FEVER BEACH, by Carl Hiaasen
The greater Miami area runs roughly 120 overdeveloped miles from Jupiter down to Homestead, but spans less than 30 at its widest point. This peninsula within a peninsula can claim its share of contemporary novelists, including Karen Russell, Tananarive Due, Jennine Capó Crucet and, for whatever it’s worth, yours truly, but it is perhaps best known for its proud tradition of crime writers: Charles Willeford, John D. MacDonald, Les Standiford, Edna Buchanan, Jeff Lindsay and Carl Hiaasen, whose scabrous, irascible, best-selling capers include “Strip Tease,” “Bad Monkey” and “Razor Girl.”
“Fever Beach,” Hiaasen’s latest, is set in the (fictional) coastal hamlet of Tangelo Shores, which as near as I can tell is somewhere on the Space Coast — a few hours north of his usual stomping grounds, which may explain the surprisingly scanty and generic scene-setting by a writer whose Florida bona fides ought to be beyond question.
The first character we meet is Dale Figgo, a hapless white nationalist kicked out of the Proud Boys after a viral video shows him smearing dog feces on a statue of James Zachariah George, a Confederate general, during the Jan. 6 insurrection. It was an innocent mistake insofar as he thought he was defacing a statue of Ulysses S. Grant, but just as well: The Boys’ strict anti-masturbation policy had always (you might say) rubbed him the wrong way. Figgo, who works for a sex toy distributor, starts his own hate group, the Strokerz for Liberty, boosting product from the company warehouse to give as welcome gifts to new members. These details fairly represent the height of the novel’s stakes as well as its brow.

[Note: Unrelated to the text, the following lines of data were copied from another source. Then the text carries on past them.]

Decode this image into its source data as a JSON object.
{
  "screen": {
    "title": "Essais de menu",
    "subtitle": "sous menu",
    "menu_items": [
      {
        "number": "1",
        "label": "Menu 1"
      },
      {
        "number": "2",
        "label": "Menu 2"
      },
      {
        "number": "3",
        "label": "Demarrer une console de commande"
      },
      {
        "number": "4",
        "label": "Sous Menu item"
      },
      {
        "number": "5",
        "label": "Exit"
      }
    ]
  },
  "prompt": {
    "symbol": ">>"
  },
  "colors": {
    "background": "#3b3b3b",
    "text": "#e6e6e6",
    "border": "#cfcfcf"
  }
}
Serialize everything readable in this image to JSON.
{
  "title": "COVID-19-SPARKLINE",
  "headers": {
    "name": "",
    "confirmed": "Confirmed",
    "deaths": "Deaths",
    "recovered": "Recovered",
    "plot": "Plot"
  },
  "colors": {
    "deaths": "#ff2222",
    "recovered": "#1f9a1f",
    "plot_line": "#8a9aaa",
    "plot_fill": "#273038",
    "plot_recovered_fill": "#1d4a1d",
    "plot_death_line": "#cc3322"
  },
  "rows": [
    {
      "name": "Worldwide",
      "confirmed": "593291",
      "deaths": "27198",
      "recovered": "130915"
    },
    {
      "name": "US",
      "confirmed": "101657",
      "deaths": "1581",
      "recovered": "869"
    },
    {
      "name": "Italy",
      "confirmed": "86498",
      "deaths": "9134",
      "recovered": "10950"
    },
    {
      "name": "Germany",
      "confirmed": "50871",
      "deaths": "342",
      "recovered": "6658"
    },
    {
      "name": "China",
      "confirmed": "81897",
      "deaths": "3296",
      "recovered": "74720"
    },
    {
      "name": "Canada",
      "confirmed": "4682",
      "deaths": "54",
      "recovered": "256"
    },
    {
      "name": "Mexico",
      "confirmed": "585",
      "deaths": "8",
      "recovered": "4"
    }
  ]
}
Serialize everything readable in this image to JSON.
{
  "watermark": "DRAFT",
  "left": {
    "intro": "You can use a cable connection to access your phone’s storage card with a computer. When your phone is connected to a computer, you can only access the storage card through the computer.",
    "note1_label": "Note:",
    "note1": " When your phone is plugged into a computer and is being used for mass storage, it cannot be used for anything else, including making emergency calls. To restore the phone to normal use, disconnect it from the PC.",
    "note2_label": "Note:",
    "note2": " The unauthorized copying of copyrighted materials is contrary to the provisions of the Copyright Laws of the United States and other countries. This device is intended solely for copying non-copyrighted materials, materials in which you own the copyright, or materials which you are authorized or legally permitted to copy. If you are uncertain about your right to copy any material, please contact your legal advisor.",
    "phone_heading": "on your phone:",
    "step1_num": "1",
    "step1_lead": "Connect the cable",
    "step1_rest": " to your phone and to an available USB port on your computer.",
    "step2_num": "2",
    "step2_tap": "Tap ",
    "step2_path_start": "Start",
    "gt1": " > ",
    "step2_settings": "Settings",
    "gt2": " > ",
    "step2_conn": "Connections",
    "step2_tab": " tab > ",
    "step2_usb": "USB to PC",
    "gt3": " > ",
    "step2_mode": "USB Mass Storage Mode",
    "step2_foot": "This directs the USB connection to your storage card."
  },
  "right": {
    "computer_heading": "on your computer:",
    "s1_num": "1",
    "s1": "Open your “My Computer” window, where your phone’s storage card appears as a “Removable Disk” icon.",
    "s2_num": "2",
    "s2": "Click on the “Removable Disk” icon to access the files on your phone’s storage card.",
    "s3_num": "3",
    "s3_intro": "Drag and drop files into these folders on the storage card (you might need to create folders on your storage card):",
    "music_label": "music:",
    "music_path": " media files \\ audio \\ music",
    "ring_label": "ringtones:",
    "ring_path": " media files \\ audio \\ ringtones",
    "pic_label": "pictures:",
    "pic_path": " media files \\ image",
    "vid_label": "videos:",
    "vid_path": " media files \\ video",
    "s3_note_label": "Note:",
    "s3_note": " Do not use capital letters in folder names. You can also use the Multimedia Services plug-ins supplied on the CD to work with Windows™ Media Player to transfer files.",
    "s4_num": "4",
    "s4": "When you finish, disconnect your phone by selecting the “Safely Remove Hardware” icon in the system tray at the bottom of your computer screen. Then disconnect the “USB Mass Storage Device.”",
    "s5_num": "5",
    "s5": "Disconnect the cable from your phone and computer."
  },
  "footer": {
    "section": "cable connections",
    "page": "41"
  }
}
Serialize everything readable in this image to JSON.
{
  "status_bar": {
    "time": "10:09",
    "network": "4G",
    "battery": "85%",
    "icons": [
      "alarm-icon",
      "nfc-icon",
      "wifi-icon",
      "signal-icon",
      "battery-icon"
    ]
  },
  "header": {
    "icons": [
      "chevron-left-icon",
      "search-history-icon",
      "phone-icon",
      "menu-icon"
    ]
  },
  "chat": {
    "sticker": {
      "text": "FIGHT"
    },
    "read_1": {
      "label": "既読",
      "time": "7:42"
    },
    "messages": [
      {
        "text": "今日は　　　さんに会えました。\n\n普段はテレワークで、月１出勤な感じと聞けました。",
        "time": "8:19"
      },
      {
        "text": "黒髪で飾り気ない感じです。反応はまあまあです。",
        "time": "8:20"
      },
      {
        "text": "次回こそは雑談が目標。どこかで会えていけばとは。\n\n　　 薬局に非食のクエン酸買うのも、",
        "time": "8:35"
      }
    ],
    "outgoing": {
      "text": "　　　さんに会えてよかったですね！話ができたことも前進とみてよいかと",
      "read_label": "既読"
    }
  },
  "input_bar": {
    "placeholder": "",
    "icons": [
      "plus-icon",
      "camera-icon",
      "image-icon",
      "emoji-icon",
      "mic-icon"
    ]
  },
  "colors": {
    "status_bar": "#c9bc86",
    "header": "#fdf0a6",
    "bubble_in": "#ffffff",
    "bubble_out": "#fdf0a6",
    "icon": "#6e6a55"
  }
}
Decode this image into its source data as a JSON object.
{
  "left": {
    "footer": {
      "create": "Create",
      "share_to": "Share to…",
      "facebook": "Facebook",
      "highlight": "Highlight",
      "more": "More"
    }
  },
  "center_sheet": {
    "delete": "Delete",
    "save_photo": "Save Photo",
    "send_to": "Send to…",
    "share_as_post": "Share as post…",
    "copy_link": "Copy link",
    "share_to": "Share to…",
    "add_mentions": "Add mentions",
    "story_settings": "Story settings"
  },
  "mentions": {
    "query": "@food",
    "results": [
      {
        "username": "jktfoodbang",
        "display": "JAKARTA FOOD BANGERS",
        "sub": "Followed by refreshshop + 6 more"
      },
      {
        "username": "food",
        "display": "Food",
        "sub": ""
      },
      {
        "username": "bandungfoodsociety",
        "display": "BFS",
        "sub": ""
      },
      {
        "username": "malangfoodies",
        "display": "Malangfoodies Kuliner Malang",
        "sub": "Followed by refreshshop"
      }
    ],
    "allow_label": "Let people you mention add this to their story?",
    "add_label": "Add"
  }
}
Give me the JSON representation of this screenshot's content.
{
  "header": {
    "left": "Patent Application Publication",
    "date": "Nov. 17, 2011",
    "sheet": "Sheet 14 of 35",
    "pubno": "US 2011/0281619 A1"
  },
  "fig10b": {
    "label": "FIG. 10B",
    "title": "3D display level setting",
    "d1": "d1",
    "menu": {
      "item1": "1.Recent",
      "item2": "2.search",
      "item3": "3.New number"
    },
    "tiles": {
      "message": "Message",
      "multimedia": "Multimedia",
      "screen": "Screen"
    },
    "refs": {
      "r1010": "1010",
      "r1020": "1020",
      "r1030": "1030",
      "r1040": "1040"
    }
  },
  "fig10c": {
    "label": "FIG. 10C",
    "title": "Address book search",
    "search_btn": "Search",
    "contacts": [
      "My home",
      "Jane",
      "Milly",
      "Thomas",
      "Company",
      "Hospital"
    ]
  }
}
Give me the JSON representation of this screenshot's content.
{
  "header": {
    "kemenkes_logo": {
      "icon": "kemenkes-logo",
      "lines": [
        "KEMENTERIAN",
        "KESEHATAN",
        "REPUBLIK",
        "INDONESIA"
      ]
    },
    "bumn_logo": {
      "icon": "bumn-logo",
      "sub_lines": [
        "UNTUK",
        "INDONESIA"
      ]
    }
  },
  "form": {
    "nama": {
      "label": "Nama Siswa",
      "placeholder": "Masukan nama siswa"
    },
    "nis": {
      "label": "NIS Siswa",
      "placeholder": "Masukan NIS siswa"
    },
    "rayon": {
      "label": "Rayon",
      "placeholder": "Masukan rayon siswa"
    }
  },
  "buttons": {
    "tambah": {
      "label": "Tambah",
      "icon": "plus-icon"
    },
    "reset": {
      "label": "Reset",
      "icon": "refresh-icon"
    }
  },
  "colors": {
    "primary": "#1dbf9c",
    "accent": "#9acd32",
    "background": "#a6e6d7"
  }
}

It’s fitting that a book dedicated to the memory of Jimmy Buffett would feature a cast of colorful weirdos and ne’er-do-wells working together (wittingly or otherwise) in a Floridian farce. Figgo’s wingman, Jonas Onus, dyes his beard the colors of the American flag and has a dog named Himmler. Figgo’s tenant, Viva Morales, is a Hispanic woman with progressive politics emblematized by her New Yorker subscription.